Just...keep...breathing.  And what I mean by that is two different things.  First, just get through the moment.  Inhale and exhale and love each one that takes you to the next breath.  Just breathe and get through it because the thoughts will come, the feelings will come, and the energy will come.  Just keep breathing. And second, don't kill yourself.  Stay here.  Stay with the program.  Please stay alive. 

 

From the Conclusion:

Teens are the overlooked heroes -- the sometimes inarticulate people in pain who swallow their sorrow, fear and confusion with self-neglect in the forms of drugs, alcohol and unsafe sex.  AIDS in their community exists as a manifestation of an even greater disease: growing up in a society that fosters a lack of survival skills, like high self-esteem, self-respect, self-discipline and self-love.  Yet I contend that once they are given the room to acknowledge their difficult journey and the praise they deserve for their efforts, there is a chance they will recognize their value and self-worth and fully participate in protecting their futures.  As one teen put it, "I get it.  I value my life.  And if I hurt myself, then I hurt all the people around me who love me."  And in the words of another, "We need to feel the value of our own lives.  If we don't acknowledge that, giving it all up to ignorance or weakness becomes easy."  And still another, "We must remember that it's not our bodies that are inconquerable, but our spirits."

There is a modern Hebrew song that goes, "y'hiyeh tov, y'hiyeh tov cain, lifamim ani nishbar."  Translated to English, it means, "It will be fine, it will be fine, yes.  Even though at times I am broken."  As I listen to the stories of these brave youngsters, I attempt to help them find room inside to be at peace with being broken.

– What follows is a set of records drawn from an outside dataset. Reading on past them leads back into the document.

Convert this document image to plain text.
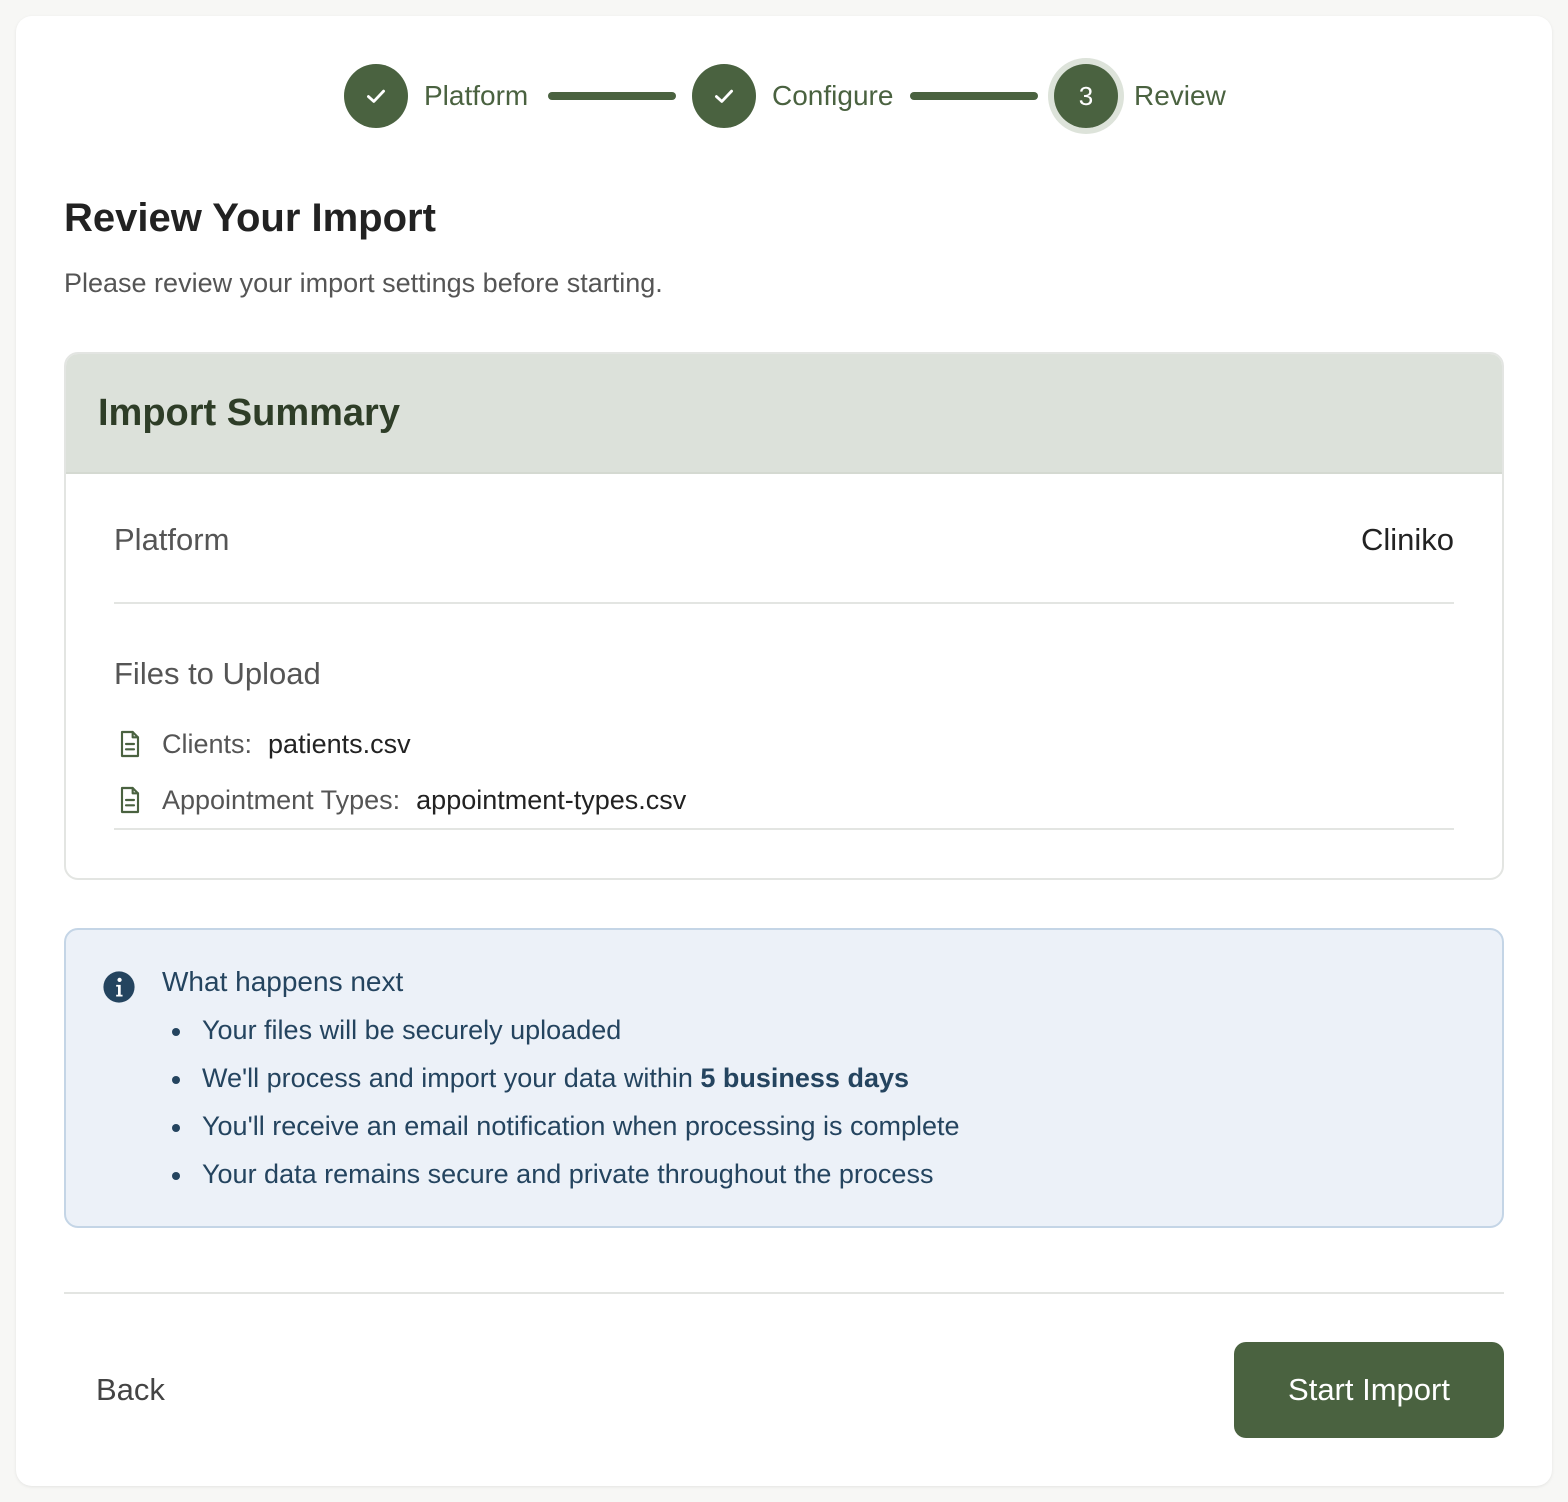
Platform	Configure	3 Review
Review Your Import

Please review your import settings before starting.

Import Summary
Platform	Cliniko
Files to Upload
Clients: patients.csv
Appointment Types: appointment-types.csv
What happens next
Your files will be securely uploaded
We'll process and import your data within 5 business days
You'll receive an email notification when processing is complete
Your data remains secure and private throughout the process
Back	Start Import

I remember a flower that my friend Deborah once put in front of me.  We studied it, with reverence for its silence, its dignity and its perfection.  We noticed how it never complained or wondered if it was anything less than beautiful.  And suddenly, a single petal fell to the table. "See," said Deborah, "even the flower is falling apart."  To which I replied, "And it is no less beautiful, no less perfect."

And I remember a piece of a prayer I once read that went something like, "Dear God, please cherish our fragmented hearts."

As I look upon these faces of summer, I wonder how I can teach these teenagers to cherish what feels like a heart fragmented.  Perhaps true healing comes not from asking God to cover our blemishes or to put us back together again, but from honoring and respecting some of the inner torment, bearing witness to life's lessons.  I endeavor to teach these teens how to recognize the sweetness in the fragility of their lives and how to salute each other for continuing to seek gladness, in spite of life's demanding circumstances.

They are champions, these teenagers -- young soldiers of survival in a common battle, defending the innocence of simple joys.  They get out of bed each morning with aspirations and promises renewed.  They fight over seconds for dessert, dream of getting behind the wheel of a car for the very first time, and talk about their first kiss.  Some still love to be sung to sleep, while others wait for full moons.  They illuminate the simple but deep joy of feeling alive, as if to say, "Thanks, God. I get it. That full moon is shining just for me."